I want to help us becoming better at talking about what makes a problem hard.
So far, most of the people who think about this stuff look only at the size of the problem.
But some of us feel that you can think more clearly about problems when you not only look at their size, but at some other things as well. Sometimes, this way of thinking even helps us to come up with better ways to figure out problems!
Two other people and myself have come up with a way to finish the game for all five-letter words — as long as you are forced to visit only around ten words. Or maybe twenty. So we found out that the number of words all-in-all was not so important. instead, what makes the problem hard is how many you are forced to visit.

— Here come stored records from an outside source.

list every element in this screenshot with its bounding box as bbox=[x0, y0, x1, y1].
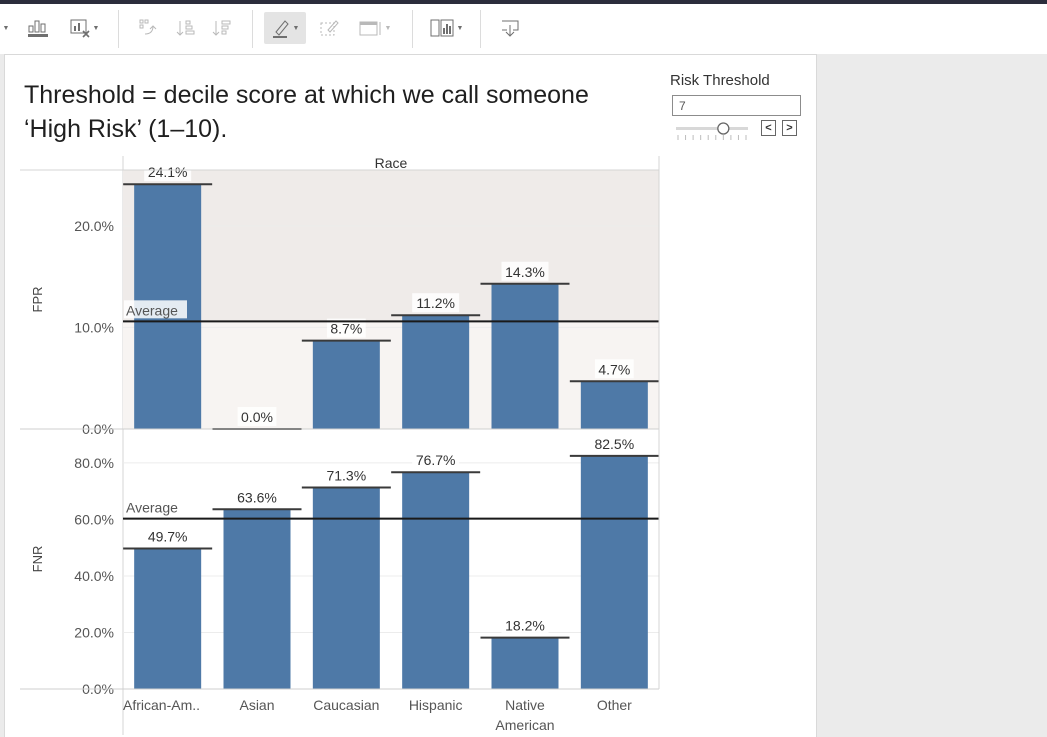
data-label: 49.7% bbox=[148, 529, 188, 545]
bar bbox=[312, 487, 380, 689]
average-reference-label: Average bbox=[126, 500, 178, 516]
x-category-label: Native American bbox=[495, 697, 554, 733]
data-label-background bbox=[501, 261, 549, 281]
dashboard-title: Threshold = decile score at which we cal… bbox=[24, 81, 589, 143]
data-label-background bbox=[144, 162, 192, 182]
slider-thumb[interactable] bbox=[717, 122, 730, 135]
data-label-background bbox=[322, 465, 370, 485]
empty-workspace bbox=[817, 54, 1047, 737]
y-tick-label: 10.0% bbox=[74, 319, 114, 335]
toolbar: ▼ ▼ ▼ ▼ ▼ bbox=[0, 4, 1047, 54]
fit-icon[interactable]: ▼ bbox=[352, 12, 396, 44]
data-label-background bbox=[233, 487, 281, 507]
x-category-label: Other bbox=[597, 697, 632, 713]
data-label: 14.3% bbox=[505, 264, 545, 280]
toolbar-overflow-caret[interactable]: ▼ bbox=[2, 24, 10, 32]
data-label-background bbox=[144, 526, 192, 546]
highlight-band-below-average bbox=[123, 321, 659, 429]
window-top-border bbox=[0, 0, 1047, 4]
data-guide-icon[interactable] bbox=[24, 12, 52, 44]
risk-threshold-label: Risk Threshold bbox=[670, 72, 770, 89]
clear-sheet-icon[interactable]: ▼ bbox=[64, 12, 104, 44]
x-category-label: Caucasian bbox=[313, 697, 379, 713]
group-icon[interactable] bbox=[314, 12, 344, 44]
toolbar-separator bbox=[252, 10, 253, 48]
y-tick-label: 20.0% bbox=[74, 624, 114, 640]
y-tick-label: 80.0% bbox=[74, 455, 114, 471]
data-label: 71.3% bbox=[326, 468, 366, 484]
data-label-background bbox=[501, 615, 549, 635]
column-header-race: Race bbox=[375, 155, 408, 171]
bar bbox=[491, 283, 559, 429]
data-label: 8.7% bbox=[330, 321, 362, 337]
bar bbox=[223, 509, 291, 689]
x-category-label: Asian bbox=[239, 697, 274, 713]
average-label-background bbox=[124, 497, 187, 516]
data-label: 82.5% bbox=[594, 436, 634, 452]
y-tick-label: 60.0% bbox=[74, 511, 114, 527]
slider-next-button[interactable]: > bbox=[782, 120, 797, 136]
data-label-background bbox=[590, 433, 638, 453]
bar bbox=[491, 637, 559, 689]
bar bbox=[402, 472, 470, 689]
data-label: 63.6% bbox=[237, 489, 277, 505]
average-label-background bbox=[124, 300, 187, 319]
data-label-background bbox=[412, 450, 460, 470]
toolbar-separator bbox=[118, 10, 119, 48]
data-label: 18.2% bbox=[505, 618, 545, 634]
x-category-label: Hispanic bbox=[409, 697, 463, 713]
toolbar-separator bbox=[412, 10, 413, 48]
bar bbox=[580, 381, 648, 429]
bar bbox=[402, 315, 470, 429]
bar bbox=[580, 455, 648, 689]
x-category-label: African-Am.. bbox=[123, 697, 200, 713]
y-axis-label-fnr: FNR bbox=[30, 546, 45, 573]
y-tick-label: 20.0% bbox=[74, 218, 114, 234]
data-label: 4.7% bbox=[598, 361, 630, 377]
toolbar-separator bbox=[480, 10, 481, 48]
data-label: 0.0% bbox=[241, 409, 273, 425]
highlight-band-above-average bbox=[123, 170, 659, 322]
data-label: 11.2% bbox=[416, 295, 455, 311]
y-axis-label-fpr: FPR bbox=[30, 287, 45, 313]
y-tick-label: 40.0% bbox=[74, 568, 114, 584]
risk-threshold-slider[interactable] bbox=[676, 122, 756, 142]
data-label-background bbox=[412, 293, 460, 313]
data-label-background bbox=[237, 407, 277, 426]
data-label-background bbox=[594, 359, 634, 379]
sort-ascending-icon[interactable] bbox=[172, 12, 200, 44]
swap-icon[interactable] bbox=[134, 12, 162, 44]
slider-prev-button[interactable]: < bbox=[761, 120, 776, 136]
bar bbox=[312, 340, 380, 429]
bar bbox=[134, 548, 202, 689]
average-reference-label: Average bbox=[126, 302, 178, 318]
sort-descending-icon[interactable] bbox=[208, 12, 236, 44]
data-label-background bbox=[326, 318, 366, 338]
show-me-icon[interactable]: ▼ bbox=[424, 12, 468, 44]
data-label: 76.7% bbox=[416, 452, 456, 468]
highlight-icon[interactable]: ▼ bbox=[264, 12, 306, 44]
data-label: 24.1% bbox=[148, 164, 188, 180]
risk-threshold-input[interactable] bbox=[672, 95, 801, 116]
download-icon[interactable] bbox=[496, 12, 524, 44]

We can even find the shortest such path!
Read more here: Another man, myself, and a woman, ‘Shortest path through stuff you didn’t choose’, place where people who care about this kind of question meet each year (the name sounds like a soft drink), year twenty-hundred and ten and two.
The above is a summary of a poster I made for a research sharing day at ITU.
hard-problems-poster (draft) in pdf (designed for printing in A0)
I loathe poster sessions, partly because of the unclear concept of who the audience is, and mainly because the social interaction exhausts me.
But to motivate me I gave myself the challenge to design a poster in the style of Randall Munroe’s Up-Goer Five: Use only the 1000 most used words of English, be concrete, whimsical, accessible, and informative. Munroe has since made a whole book in this style: Thing Explainer, which is quite lovely.
I did the whole thing in Omnigraffle Professional 5, which is hard pressed to handle a document with almost 6000 elements. Drawings are free-hand in Keynote (basically because I don’t have a good way of digitising my free-hand drawings — I am a competent artist, but Munroe’s style is sufficiently simple.) The font is xkcd-font from the iPython project, licensed under CCANC 3.0.
As a starting point I used a 2012 paper of Andreas, Nina, and myself that presents an efficient FPT-algorithm for shortest Steiner cycle. That’s as accessible a result as I have. The big drawing at the end shows a path from TEARS to SMILE passing through seven intervening emotions (WORRY, SPITE, etc.) This is a highly nontrivial result and a cute story that I’m insanely happy with, I haven’t found a good way of expressing this fact in only 1000 words.
Andreas Björklund, Thore Husfeldt, and Nina Taslaman, Shortest cycle through specified elements, Proceedings of the twenty-third annual ACM-SIAM symposium on Discrete Algorithms (SODA 2012), January 17–19, 2012, Kyoto, Japan, SIAM, pages 1747-1753. [PDF].